Der Spieler: Die Fussballerin mit dem Brettspiel

Synes Ernst. Der Spieler /  Die Brasilianerinnen stärken an der Fussball-WM mit «Dixit» den Teamgeist – beste Werbung für das Gesellschaftsspiel an sich.

Mit einem in diesem Umfeld seltenen Utensil rückte die brasilianische Internationale Tayla (Pereira dos Santos) vergangene Woche im Quartier ein, wo ihr Team während der Fussball-Weltmeisterschaft der Frauen untergebracht ist: Unter den rechten Arm hat sie ein Brettspiel geklemmt, dessen Titel «Dixit» auf dem Foto deutlich erkennbar ist, das auf dem offiziellen Instagram-Account der Brasilianerinnen veröffentlicht wurde.

Dass Sportlerinnen und Sportler Spiele im Gepäck haben, um die Leerzeiten zu überbrücken, die bei Turnieren unendlich lang sein und zum berüchtigten Lagerkoller führen können, ist kein Geheimnis. Ebenso nicht, dass es sich bei diesen meist um Kartenspiele handelt. Oder gehandelt hat, weil sich die 18- bis 30-jährigen Spitzensportler heute in der Freizeit nicht anders verhalten als ihre gleichaltrigen Kolleginnen und Kollegen: Sie vergnügen sich mit Konsolen- und Smartphone-Games oder tummeln sich in sozialen Netzwerken.

Auf den ersten Blick anachronistisch

Vor diesem Hintergrund wirkt das Bild mit der Fussballerin, die «Dixit» zur Weltmeisterschaft mitbringt, geradezu anachronistisch. Denn das Spiel ist genau das Gegenteil dessen, was die Produkte der digitalen Spielwelt auszeichnet: Es ist weder hektisch und stressig noch actionorientiert, und es macht die Spielenden nicht zu Einzelgängern. «Dixit» ist langsam, das Tempo wird von den Teilnehmenden autonom bestimmt, und es führt die Menschen zusammen.

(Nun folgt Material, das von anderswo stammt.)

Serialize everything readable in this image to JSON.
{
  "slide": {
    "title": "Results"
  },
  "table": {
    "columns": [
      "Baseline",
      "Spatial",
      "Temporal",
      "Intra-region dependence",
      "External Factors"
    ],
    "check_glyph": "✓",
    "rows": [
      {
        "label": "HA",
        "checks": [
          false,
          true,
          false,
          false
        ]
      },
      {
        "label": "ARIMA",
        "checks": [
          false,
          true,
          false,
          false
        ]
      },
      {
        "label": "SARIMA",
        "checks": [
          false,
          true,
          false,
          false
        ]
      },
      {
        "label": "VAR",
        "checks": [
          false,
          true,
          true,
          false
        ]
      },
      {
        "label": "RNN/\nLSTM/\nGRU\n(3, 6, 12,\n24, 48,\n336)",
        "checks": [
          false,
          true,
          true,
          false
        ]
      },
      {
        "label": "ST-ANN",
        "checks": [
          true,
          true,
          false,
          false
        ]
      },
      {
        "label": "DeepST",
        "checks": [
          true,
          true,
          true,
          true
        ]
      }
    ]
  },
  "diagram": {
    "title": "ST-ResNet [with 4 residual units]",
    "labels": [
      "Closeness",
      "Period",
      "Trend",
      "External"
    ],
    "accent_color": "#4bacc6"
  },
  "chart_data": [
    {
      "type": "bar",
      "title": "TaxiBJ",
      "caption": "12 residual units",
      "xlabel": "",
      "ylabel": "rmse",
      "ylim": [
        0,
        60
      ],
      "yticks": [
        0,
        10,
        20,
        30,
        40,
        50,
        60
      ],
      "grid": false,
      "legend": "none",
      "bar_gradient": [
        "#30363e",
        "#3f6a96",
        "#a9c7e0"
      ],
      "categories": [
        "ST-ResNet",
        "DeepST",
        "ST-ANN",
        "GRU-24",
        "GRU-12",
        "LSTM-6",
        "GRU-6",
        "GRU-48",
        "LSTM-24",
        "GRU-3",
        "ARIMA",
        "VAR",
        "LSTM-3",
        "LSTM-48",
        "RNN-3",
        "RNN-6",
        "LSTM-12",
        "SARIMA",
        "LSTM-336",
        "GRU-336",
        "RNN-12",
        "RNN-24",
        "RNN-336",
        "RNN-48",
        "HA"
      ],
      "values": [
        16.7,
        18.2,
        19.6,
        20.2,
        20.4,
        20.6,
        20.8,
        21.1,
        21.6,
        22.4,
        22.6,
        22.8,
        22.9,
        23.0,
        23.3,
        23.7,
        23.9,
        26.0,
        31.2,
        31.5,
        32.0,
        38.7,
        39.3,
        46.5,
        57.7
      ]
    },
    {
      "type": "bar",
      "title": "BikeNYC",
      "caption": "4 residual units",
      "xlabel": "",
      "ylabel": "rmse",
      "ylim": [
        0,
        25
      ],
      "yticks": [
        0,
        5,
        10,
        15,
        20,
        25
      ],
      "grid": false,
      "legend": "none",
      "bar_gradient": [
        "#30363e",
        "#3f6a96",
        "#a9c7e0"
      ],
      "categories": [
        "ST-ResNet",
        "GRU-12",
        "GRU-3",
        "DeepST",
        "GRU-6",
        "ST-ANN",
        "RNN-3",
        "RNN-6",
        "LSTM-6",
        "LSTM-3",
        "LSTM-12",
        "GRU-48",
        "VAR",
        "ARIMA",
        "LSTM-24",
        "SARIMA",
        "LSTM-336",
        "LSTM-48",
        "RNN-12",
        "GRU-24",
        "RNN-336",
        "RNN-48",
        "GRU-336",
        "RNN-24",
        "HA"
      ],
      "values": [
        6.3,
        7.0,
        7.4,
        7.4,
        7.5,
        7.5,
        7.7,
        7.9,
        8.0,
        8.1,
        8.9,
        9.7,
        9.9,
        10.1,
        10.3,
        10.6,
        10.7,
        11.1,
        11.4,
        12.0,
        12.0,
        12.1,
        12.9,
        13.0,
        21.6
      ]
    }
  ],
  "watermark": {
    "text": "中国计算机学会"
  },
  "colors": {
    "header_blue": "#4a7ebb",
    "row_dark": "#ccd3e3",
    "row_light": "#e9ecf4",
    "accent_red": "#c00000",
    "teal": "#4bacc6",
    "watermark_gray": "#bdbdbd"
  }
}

Im Mittelpunkt von «Dixit» stehen 84 grosse Bildkarten, um die sich das ganze Spielgeschehen dreht. 84 Karten, das bedeutet auch 84 unterschiedliche Illustrationen, welche gleich schon beim Auspacken das Interesse der Mitspielenden auf sich ziehen. Die Zeichnungen sind so gestaltet, dass man beim Betrachten gleich ins Assoziieren kommt. Im Verlauf des Spiels stellt man fest, dass die Vorstellungen, welche die einzelnen Mitspielerinnen und Mitspieler haben, ebenfalls sehr unterschiedlich sind.

Schnecke vor der Wendeltreppe

Genau mit dieser Vielfalt an Vorstellungen spielt «Dixit». Jeder Teilnehmer erhält zu Beginn einer Runde sechs phantasievoll gestaltete Bildkarten. Auf meinen sind beispielsweise zu sehen: Eine offene Hand, aus der heraus ein Sandwirbel in die Höhe steigt; eine Katze, die auf eine an der Wand hängende Hirschkopf-Jagdtrophäe starrt; ein Riese, der die Häuser einer Miniaturstadt verzehrt; eine Schnecke, die vor einer ins Unendliche führenden Wendeltreppe wartet; eine Katze, die einen in einer Glaskugel schwimmenden Goldfisch fixiert sowie einen Menschen, der eine Schar Vögel, die auf einem Ast sitzt, zu dirigieren versucht. Schön schräg, gell! Bin ich nun in dieser Runde der aktive Spieler, wähle ich eine dieser sechs Karten, lege sie verdeckt in die Tischmitte und erzähle dazu etwas, was mir zum gewählten Bild in den Sinn kommt. Das kann ein Wort sein, ein Satz, ein Zitat, ein Liedanfang, der Titel eines Films oder eines Buches. Ich habe das Bild mit der Katze und der Jagdtrophäe gewählt und sage, was mir dazu eingefallen ist: «Warten auf Godot!»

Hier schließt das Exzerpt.